The only company to join the exchange last year was mobile telecoms firm Asiacell in February. There were hopes at the time that it might encourage others to follow, but even the two other mobile operators, Zain Iraq and Korek Telecom, that are meant to list their shares as part of their licence conditions have yet to do so. The lack of depth in the market is underlined by the fact that Asiacell accounted for 62 per cent of the trading volume last year.
But more will be needed than international investment and an active stock market if the economy is to perform to its true potential, not least reforms to the country’s banking system.
There are some 50 private banks in the country but most are small. The IMF says two state-owned banks, Rasheed and Rafidain, hold 71 per cent of all deposits between them and continue to make loans to unviable government-related bodies, often to pay for salaries. These two banks, along with the Trade Bank of Iraq, enjoy an almost complete monopoly over government transactions, but they look to be on shaky foundations. The fund has warned that “while Rasheed and Rafidain are very liquid, they are likely not solvent”.

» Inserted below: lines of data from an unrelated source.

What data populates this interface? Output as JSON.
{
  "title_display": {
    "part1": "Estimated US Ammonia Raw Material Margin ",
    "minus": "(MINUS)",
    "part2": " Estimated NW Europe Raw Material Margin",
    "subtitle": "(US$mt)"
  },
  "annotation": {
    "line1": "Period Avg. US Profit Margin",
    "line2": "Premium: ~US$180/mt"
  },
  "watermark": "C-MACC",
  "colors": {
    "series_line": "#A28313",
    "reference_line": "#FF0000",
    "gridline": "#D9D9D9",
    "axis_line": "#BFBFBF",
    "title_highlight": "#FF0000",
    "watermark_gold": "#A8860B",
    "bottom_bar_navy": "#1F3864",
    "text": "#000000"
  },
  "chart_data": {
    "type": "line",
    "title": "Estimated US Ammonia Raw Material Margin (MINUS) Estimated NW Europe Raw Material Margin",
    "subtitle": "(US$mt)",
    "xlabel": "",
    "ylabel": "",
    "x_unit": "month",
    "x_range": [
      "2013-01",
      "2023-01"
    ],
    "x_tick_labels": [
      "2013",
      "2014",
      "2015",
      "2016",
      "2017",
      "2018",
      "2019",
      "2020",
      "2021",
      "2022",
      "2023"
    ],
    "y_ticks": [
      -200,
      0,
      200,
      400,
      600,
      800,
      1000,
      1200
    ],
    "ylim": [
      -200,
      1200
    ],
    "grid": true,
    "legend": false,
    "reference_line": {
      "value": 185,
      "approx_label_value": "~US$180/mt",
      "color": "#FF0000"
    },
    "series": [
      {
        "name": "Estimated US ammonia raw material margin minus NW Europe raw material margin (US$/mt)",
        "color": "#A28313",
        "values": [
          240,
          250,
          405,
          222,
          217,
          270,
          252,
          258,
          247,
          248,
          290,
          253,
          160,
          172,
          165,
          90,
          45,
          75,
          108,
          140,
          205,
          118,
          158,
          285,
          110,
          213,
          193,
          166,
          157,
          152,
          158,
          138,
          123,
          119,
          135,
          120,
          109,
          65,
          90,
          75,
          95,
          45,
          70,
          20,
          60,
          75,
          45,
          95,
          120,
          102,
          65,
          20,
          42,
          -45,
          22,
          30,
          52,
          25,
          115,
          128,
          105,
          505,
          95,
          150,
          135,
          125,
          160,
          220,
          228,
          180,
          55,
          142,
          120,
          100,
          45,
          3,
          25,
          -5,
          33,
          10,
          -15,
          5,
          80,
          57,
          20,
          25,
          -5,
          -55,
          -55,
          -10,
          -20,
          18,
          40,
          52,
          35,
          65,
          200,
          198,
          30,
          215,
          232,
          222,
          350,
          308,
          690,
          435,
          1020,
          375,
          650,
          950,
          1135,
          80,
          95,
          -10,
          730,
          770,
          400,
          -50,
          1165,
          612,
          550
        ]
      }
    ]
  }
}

Overall the Iraqi banking system is far smaller than in other countries around the region. Total banking assets are worth about 77 per cent of GDP, compared with a regional average of 130 per cent, and total credit is about 29 per cent of GDP, against 55 per cent for the region as a whole. Excluding all the loans to state-owned enterprises, the amount of credit to the private sector is just 15 per cent of GDP.

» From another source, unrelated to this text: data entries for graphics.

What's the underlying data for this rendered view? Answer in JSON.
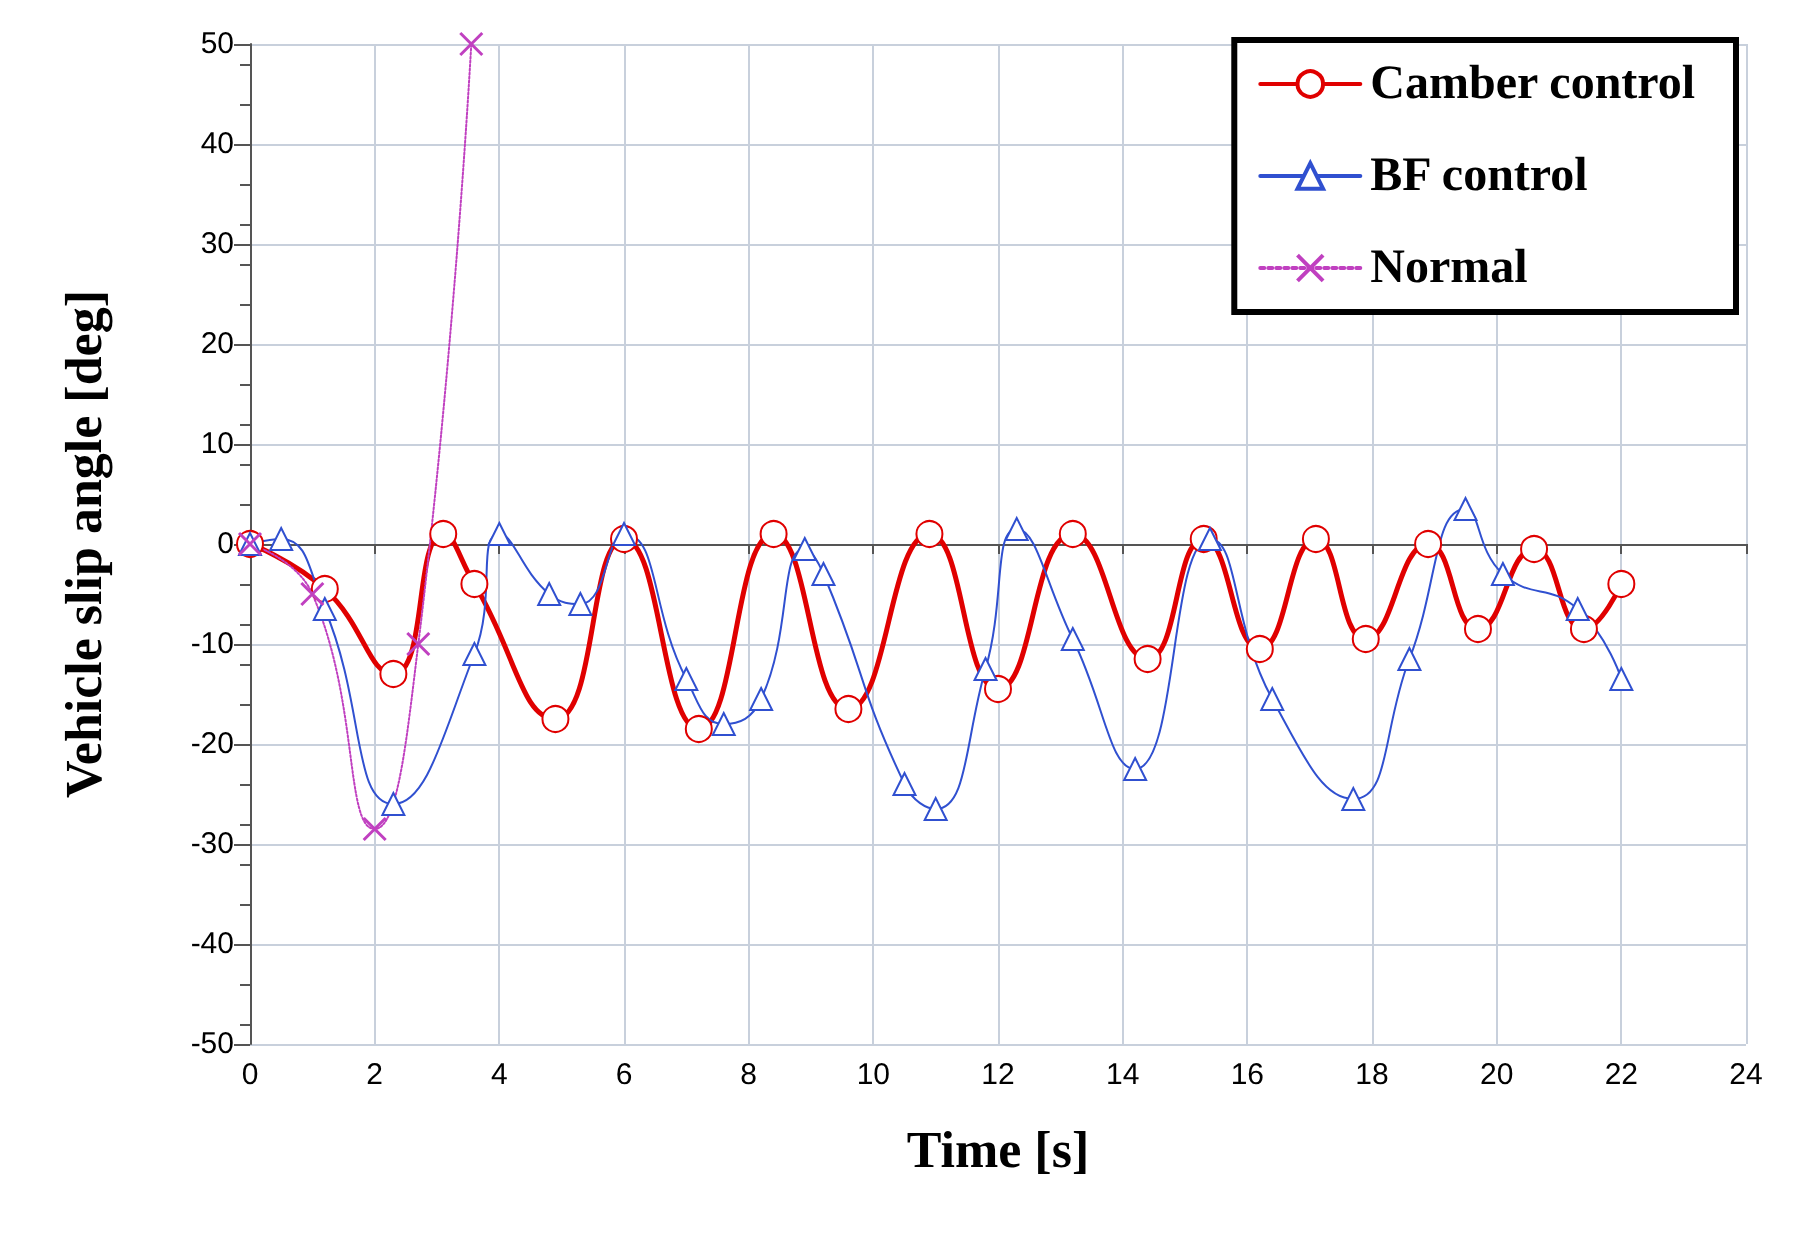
{
  "chart_data": {
    "type": "line",
    "xlabel": "Time [s]",
    "ylabel": "Vehicle slip angle [deg]",
    "xlim": [
      0,
      24
    ],
    "xticks": [
      0,
      2,
      4,
      6,
      8,
      10,
      12,
      14,
      16,
      18,
      20,
      22,
      24
    ],
    "ylim": [
      -50,
      50
    ],
    "yticks": [
      -50,
      -40,
      -30,
      -20,
      -10,
      0,
      10,
      20,
      30,
      40,
      50
    ],
    "grid": true,
    "legend": "top right",
    "series": [
      {
        "name": "Camber control",
        "color": "#e00000",
        "marker": "circle",
        "line_style": "solid",
        "x": [
          0,
          1.2,
          2.3,
          3.1,
          3.6,
          4.9,
          6.0,
          7.2,
          8.4,
          9.6,
          10.9,
          12.0,
          13.2,
          14.4,
          15.3,
          16.2,
          17.1,
          17.9,
          18.9,
          19.7,
          20.6,
          21.4,
          22
        ],
        "values": [
          0,
          -4.5,
          -13,
          1,
          -4,
          -17.5,
          0.5,
          -18.5,
          1,
          -16.5,
          1,
          -14.5,
          1,
          -11.5,
          0.5,
          -10.5,
          0.5,
          -9.5,
          0,
          -8.5,
          -0.5,
          -8.5,
          -4
        ]
      },
      {
        "name": "BF control",
        "color": "#3050d0",
        "marker": "triangle",
        "line_style": "solid",
        "x": [
          0,
          0.5,
          1.2,
          2.3,
          3.6,
          4.0,
          4.8,
          5.3,
          6.0,
          7.0,
          7.6,
          8.2,
          8.9,
          9.2,
          10.5,
          11.0,
          11.8,
          12.3,
          13.2,
          14.2,
          15.4,
          16.4,
          17.7,
          18.6,
          19.5,
          20.1,
          21.3,
          22
        ],
        "values": [
          0,
          0.5,
          -6.5,
          -26,
          -11,
          1,
          -5,
          -6,
          1,
          -13.5,
          -18,
          -15.5,
          -0.5,
          -3,
          -24,
          -26.5,
          -12.5,
          1.5,
          -9.5,
          -22.5,
          0.5,
          -15.5,
          -25.5,
          -11.5,
          3.5,
          -3,
          -6.5,
          -13.5
        ]
      },
      {
        "name": "Normal",
        "color": "#c040c0",
        "marker": "cross",
        "line_style": "dotted",
        "x": [
          0,
          1,
          2.0,
          2.7,
          3.55
        ],
        "values": [
          0,
          -5,
          -28.5,
          -10,
          50
        ]
      }
    ]
  }
}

“Developing a stronger financial sector will require moving away from the current model in which weak state-owned lenders dominate the sector and enjoy favourable treatment compared with private banks,” said Sdralevich. “A solid banking system that can support growth and employment will require the full financial and operational restructuring of state-owned banks and creating a level playing field for both private and public banks.”

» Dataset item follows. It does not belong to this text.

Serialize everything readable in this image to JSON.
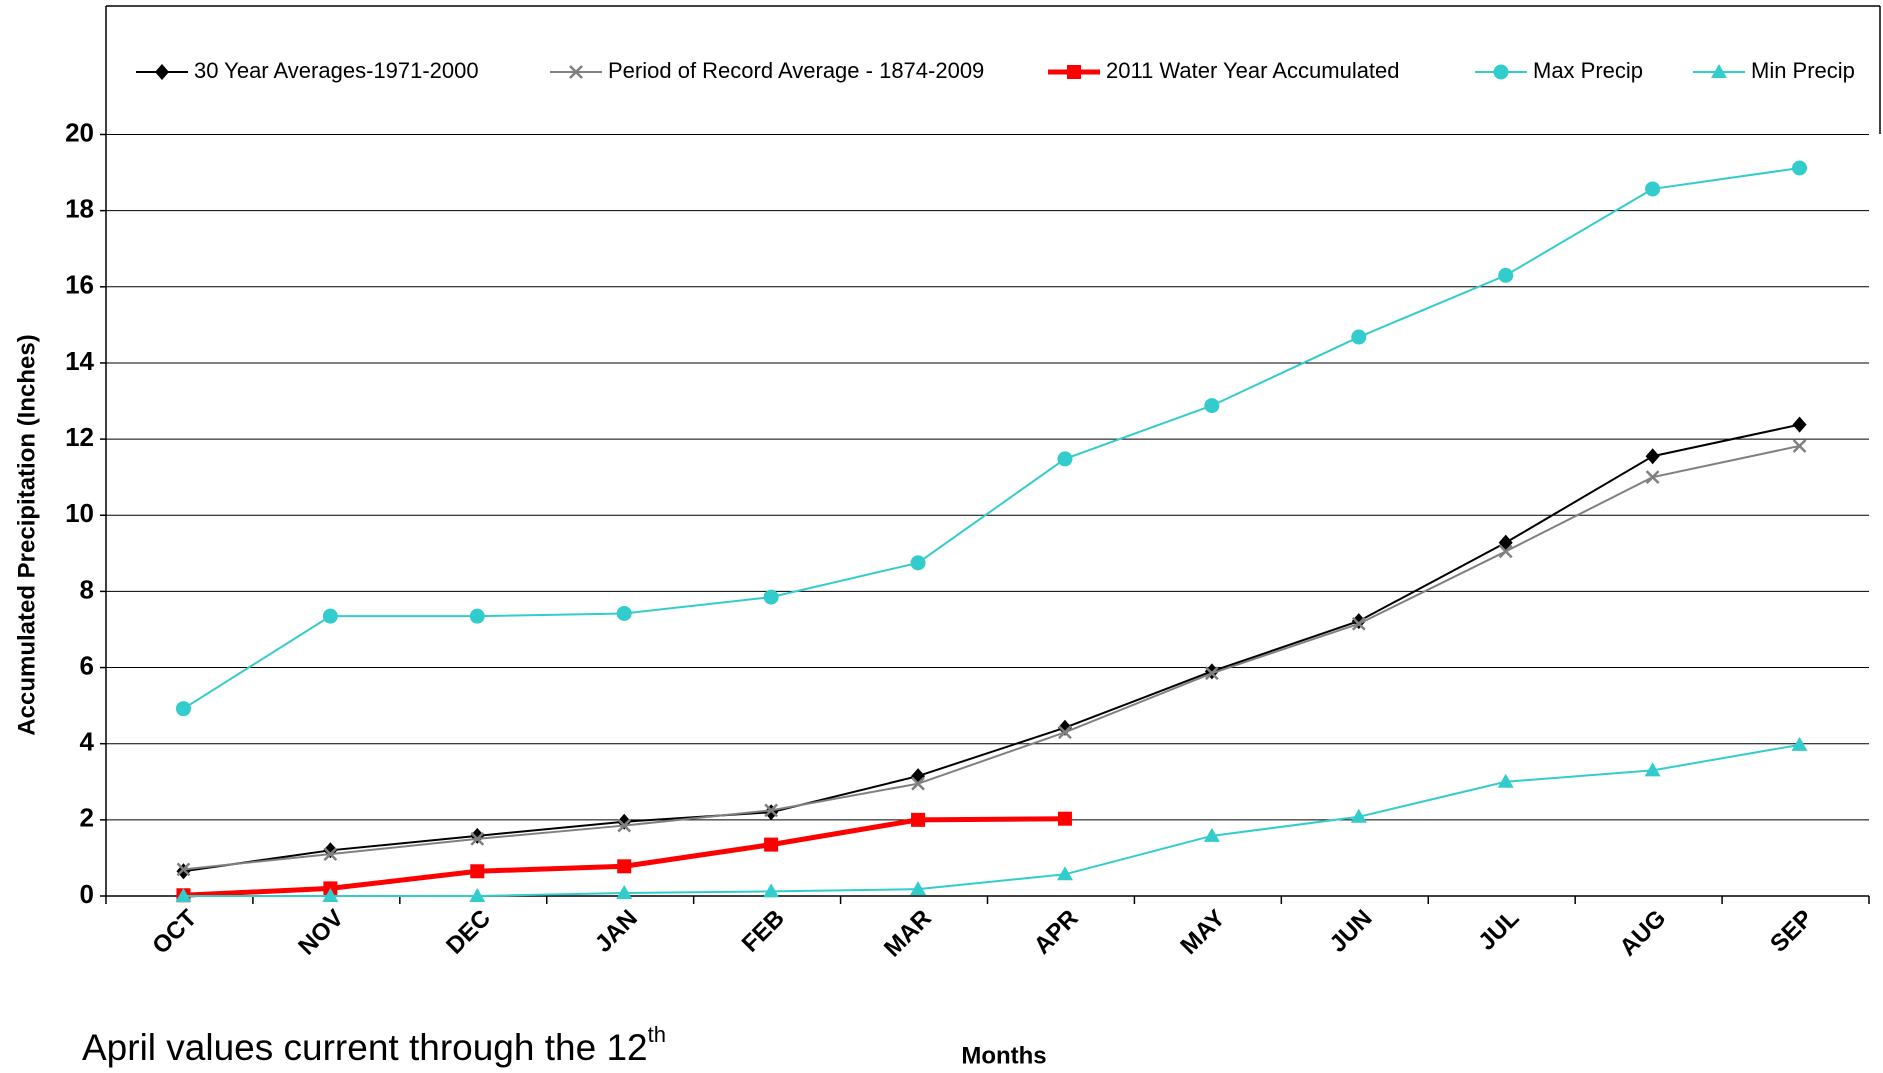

An overhaul of the banking sector could in turn help boost the non-oil economy, which is needed if the country is to have any chance of tackling unemployment. Officially, joblessness was estimated at 11 per cent in 2011, although the actual level is probably far higher, particularly among young Iraqis. The IMF estimates that 2.1 million more people will join the labour force between 2013 and 2018, but jobs growth is running at just 1 per cent a year, which is nowhere near enough.
As with other oil-rich Gulf states, the government is the most important employer. About 40 per cent of the existing workforce is in the state sector and it accounts for half of all new jobs created. The government was forecast to hire about 150,000 of the 300,000 entrants to the jobs market in 2013, with 130,000 taking up jobs in the private sector and the rest left looking for employment. State-sector jobs often involve relatively high salaries and low levels of work, and this situation is no more sustainable in Iraq than it is anywhere else.
Perhaps more than anything, Iraq also needs to come to a consensus on how power and revenues should be shared between Baghdad and the regions, particularly the Kurdistan Regional Government in the north. A viable solution to this ongoing debate should help create an environment in which the economy can prosper, but it remains up in the air for now.
At least some observers are optimistic that the country will stay intact. “I don’t think Kurdistan will choose independence any time soon, [but] it will always be on the table,” says Ranj Alaaldin, a doctoral researcher at the London School of Economics and Political Science, and visiting scholar at Columbia University in the US. However, he adds, “sectarianism is the most influential and significant of Iraq’s problems”.
As a result, the country’s future remains in the balance. As the oil and gas sector gradually improves, albeit fitfully, the domestic political scene also needs to improve and mature. If not, Iraq could become yet another example of a country where high oil revenues simply lead to a lot of money being wasted.